Wall Street consensus

Most Wall Street analysts maintain a constructive view on VIAVI Solutions's 12-month outlook, with a consensus price target around $59.19 and implied upside of +30.0% versus the current price.

Average Target

$59.19

2 analysts

Implied Upside

+30.0%

vs. current price

Analyst Count

2

covering this stock

Price Range

$36 - $59

Analyst target range

Buy
0 (0%)
Hold
1 (50%)
Sell
1 (50%)

Analyst coverage for VIAV appears limited, with only 2 analysts providing estimates in the provided data, indicating this may be a smaller or less-followed name with potentially higher volatility due to less efficient price discovery.

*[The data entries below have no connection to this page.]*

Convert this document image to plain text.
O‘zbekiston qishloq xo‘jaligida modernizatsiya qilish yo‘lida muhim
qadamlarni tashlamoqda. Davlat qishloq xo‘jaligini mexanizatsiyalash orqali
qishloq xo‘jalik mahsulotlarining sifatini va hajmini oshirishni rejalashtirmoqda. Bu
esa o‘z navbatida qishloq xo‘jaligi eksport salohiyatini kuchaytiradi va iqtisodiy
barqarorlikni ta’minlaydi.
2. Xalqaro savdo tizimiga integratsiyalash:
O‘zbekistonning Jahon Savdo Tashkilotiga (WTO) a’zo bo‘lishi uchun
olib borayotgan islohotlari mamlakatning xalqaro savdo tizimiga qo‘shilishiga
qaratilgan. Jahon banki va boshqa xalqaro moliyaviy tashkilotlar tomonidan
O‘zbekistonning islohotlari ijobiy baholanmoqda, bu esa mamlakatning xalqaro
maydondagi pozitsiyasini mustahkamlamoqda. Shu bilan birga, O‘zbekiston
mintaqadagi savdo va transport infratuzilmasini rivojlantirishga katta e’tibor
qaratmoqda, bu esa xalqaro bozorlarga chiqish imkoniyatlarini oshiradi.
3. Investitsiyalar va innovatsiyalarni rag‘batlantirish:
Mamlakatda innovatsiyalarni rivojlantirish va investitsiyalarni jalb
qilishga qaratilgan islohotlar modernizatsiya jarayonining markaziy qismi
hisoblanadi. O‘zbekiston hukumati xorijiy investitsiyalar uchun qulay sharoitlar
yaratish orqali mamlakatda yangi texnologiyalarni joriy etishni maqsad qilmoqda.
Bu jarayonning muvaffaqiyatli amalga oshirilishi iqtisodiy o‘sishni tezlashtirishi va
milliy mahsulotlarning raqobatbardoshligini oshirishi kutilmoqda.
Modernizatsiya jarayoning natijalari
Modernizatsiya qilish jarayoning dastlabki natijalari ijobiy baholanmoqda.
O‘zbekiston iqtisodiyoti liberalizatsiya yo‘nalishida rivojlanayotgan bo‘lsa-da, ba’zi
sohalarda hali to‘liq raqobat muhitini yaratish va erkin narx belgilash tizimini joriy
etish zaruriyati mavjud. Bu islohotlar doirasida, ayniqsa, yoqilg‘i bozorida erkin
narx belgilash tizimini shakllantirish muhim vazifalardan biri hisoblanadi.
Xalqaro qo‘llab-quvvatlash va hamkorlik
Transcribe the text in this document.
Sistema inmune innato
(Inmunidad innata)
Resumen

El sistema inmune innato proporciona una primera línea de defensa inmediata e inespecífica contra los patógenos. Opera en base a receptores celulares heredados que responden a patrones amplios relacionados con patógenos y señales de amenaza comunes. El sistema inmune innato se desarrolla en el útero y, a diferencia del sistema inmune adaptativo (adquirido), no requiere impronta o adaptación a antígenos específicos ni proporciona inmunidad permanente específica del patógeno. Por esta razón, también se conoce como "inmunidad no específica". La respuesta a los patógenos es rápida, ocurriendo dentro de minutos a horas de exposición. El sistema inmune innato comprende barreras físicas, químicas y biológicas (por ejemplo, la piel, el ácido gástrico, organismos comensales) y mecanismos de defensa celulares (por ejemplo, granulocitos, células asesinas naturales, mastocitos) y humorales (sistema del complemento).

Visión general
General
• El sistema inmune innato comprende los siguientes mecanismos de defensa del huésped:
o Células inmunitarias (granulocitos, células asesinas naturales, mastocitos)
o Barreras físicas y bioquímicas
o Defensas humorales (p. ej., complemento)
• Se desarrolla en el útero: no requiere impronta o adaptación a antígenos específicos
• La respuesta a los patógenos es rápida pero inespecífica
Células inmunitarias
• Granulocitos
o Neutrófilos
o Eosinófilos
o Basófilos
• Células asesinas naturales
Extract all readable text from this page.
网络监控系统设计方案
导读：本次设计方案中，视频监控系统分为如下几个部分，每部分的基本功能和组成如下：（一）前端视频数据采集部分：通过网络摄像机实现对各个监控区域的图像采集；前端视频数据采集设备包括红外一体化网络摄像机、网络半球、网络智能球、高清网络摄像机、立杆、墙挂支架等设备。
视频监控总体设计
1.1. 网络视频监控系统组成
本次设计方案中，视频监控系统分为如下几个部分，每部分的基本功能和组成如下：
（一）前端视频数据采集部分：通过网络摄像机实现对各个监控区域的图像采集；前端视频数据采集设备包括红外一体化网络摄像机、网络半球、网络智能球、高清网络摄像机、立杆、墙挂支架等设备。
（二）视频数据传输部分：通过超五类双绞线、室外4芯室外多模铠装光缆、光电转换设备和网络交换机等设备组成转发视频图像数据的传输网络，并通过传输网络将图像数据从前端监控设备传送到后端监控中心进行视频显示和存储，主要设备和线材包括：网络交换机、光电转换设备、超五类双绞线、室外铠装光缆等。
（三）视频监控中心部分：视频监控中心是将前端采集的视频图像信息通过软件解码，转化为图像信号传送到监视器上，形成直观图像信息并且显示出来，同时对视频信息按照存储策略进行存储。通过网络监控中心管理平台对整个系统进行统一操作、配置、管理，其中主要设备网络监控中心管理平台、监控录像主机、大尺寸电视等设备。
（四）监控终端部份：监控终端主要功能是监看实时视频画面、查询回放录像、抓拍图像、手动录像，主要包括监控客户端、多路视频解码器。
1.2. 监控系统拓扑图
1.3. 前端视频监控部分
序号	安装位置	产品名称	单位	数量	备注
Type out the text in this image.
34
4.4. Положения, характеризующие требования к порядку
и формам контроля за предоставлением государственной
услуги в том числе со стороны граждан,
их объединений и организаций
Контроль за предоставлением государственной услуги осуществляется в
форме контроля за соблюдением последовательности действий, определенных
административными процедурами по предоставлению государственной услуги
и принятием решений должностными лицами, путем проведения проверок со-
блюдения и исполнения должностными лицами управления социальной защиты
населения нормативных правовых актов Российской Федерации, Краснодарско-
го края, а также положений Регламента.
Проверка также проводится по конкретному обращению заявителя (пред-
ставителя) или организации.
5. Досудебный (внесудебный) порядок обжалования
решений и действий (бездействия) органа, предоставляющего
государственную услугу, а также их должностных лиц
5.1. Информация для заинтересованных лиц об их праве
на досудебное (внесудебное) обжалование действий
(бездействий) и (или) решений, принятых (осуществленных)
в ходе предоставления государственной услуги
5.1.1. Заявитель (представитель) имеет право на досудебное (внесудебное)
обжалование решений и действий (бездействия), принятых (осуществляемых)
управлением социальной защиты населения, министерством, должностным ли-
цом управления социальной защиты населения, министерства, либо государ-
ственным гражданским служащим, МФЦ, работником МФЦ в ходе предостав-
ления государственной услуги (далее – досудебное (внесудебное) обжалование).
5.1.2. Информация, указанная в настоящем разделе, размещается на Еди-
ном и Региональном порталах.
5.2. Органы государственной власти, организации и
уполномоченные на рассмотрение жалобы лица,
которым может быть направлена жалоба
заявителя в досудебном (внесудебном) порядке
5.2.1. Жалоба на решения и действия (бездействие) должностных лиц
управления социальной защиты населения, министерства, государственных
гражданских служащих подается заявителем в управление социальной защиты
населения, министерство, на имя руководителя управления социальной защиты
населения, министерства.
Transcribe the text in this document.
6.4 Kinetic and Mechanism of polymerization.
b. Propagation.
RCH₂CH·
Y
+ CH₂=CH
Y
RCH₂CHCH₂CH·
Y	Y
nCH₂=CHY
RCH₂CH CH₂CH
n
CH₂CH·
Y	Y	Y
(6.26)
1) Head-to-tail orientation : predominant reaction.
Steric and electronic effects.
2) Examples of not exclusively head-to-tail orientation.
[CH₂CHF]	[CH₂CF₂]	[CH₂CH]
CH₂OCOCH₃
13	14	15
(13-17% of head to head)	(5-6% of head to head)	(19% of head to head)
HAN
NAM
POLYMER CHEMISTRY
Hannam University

The consensus sentiment among the few recent institutional ratings is overwhelmingly bullish, with firms like Rosenblatt, Needham, Stifel, and B. Riley all maintaining 'Buy' or 'Positive' ratings in 2026, though a precise average target price and implied upside cannot be calculated from the given dataset. The wide range between the high and low analyst revenue estimates ($1,710,823,823 vs. $1,710,823,828) is negligible, but the lack of a broad target price range suggests high uncertainty or a lack of detailed coverage; the sustained bullish ratings imply analysts believe in the company's strategic positioning for AI and network infrastructure growth, while the minimal coverage itself could be a risk factor for investors seeking broad consensus validation.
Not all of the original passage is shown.